Clustering the Active Power Consumption Using Clustering model in SQLFlow

This tutorial describes how to train a Clustering model using the Active Power Consumption dataset.

The Clustering model is designed to support the unsupervised learning model on SQLFlow. In this tutorial, you will learn how to:

Train a clustering model based on deep embedding neural network on active power consumption dataset;
Predict the patterns of the unlabeled data using the trained model.
Clustering the date pairs according to the characteristics of power consumption. We can identify the difference in different categories.

The Active Power Consumption DataSet

We are using the active Active Power Consumption Dataset data as the demonstration dataset from kaggle.

The preprocessed data contains 50 fields. The first field is the date column, and the last field is the pattern to be predicted. The other fields are power consumption data at different times. The time interval is half an hour, and each power consumption data is a numeric feature.

Here are the column descriptions of the dataset:

Column	Explain
dates	Date index.
m*	The amount of power consumed in different periods every day. The time interval is half an hour.
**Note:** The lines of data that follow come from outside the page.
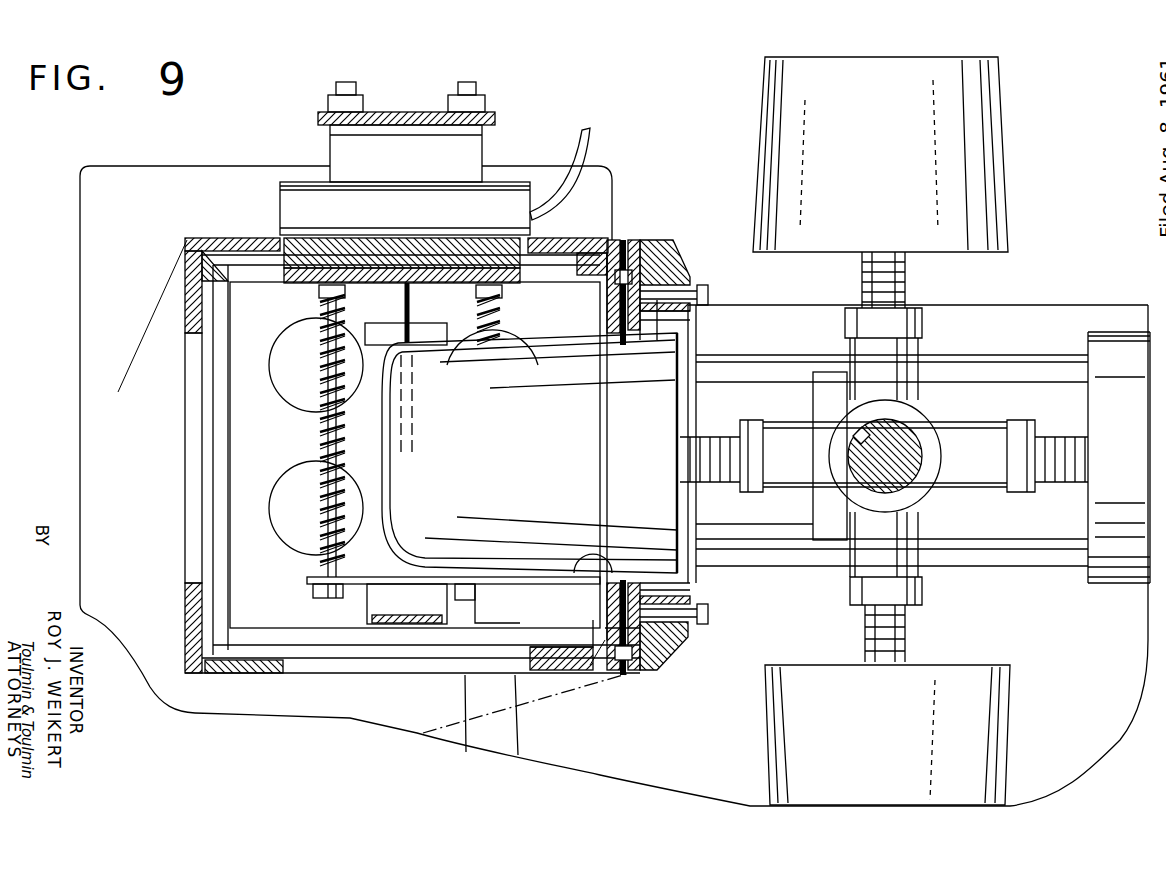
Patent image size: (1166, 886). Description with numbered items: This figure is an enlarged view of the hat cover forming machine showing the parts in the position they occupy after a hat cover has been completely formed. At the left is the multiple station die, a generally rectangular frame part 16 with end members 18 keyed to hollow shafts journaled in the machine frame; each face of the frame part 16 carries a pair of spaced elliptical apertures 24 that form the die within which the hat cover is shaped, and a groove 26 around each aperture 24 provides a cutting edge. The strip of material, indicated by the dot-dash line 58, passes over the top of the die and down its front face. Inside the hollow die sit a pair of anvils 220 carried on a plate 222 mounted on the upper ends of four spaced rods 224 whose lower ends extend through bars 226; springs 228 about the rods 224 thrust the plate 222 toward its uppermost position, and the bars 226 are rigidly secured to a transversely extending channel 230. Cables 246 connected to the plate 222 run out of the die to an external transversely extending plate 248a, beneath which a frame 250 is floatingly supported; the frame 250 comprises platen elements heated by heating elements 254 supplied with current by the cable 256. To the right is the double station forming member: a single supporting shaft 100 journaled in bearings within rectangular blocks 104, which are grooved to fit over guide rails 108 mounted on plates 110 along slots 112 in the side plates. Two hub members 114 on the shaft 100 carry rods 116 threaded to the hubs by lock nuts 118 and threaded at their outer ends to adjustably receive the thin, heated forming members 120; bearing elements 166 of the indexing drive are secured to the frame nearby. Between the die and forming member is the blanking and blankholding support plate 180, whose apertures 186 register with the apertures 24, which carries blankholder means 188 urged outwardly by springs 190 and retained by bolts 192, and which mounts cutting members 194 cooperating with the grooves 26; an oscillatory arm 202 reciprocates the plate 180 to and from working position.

The rectangular frame part 16 is at (224, 238).
The end members 18 is at (230, 442).
The elliptical apertures 24 is at (570, 580).
The groove 26 is at (603, 667).
The strip of material 58 is at (142, 324).
The supporting shaft 100 is at (913, 427).
The rectangular blocks 104 is at (985, 510).
The guide rails 108 is at (1003, 375).
The plates 110 is at (733, 557).
The slots 112 is at (782, 522).
The hub members 114 is at (870, 363).
The rods 116 is at (703, 450).
The lock nuts 118 is at (920, 307).
The forming members 120 is at (985, 215).
The bearing elements 166 is at (687, 522).
The support plate 180 is at (670, 262).
The apertures 186 is at (693, 595).
The blankholder means 188 is at (673, 660).
The springs 190 is at (640, 240).
The bolts 192 is at (687, 282).
The cutting members 194 is at (640, 672).
The oscillatory arm 202 is at (467, 700).
The anvils 220 is at (513, 247).
The plate 222 is at (513, 262).
The rods 224 is at (335, 325).
The bars 226 is at (313, 596).
The springs 228 is at (318, 450).
The channel 230 is at (370, 610).
The cables 246 is at (400, 345).
The plate 248a is at (495, 110).
The frame 250 is at (463, 158).
The heating elements 254 is at (507, 194).
The cable 256 is at (593, 144).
For example, m1 represents the amount of power consumed from 00:00:00 to 00:30:00.
class	The result group after clustering.

We can have a quick peek of the data by running the following standard SQL statements.

%%sqlflow
describe activepower.train;

%%sqlflow
select * 
from activepower.train 
limit 1;

Train a Clustering model using SQLFlow

Let’s train a clustering model.

To specify the data to be clustered, we use standard SQL statements like

SELECT * FROM activepower.train;

We can specify the training configurations in the WITH clause. For example, we can set the number of clustering categories to 3, pre-train epochs to 10, etc..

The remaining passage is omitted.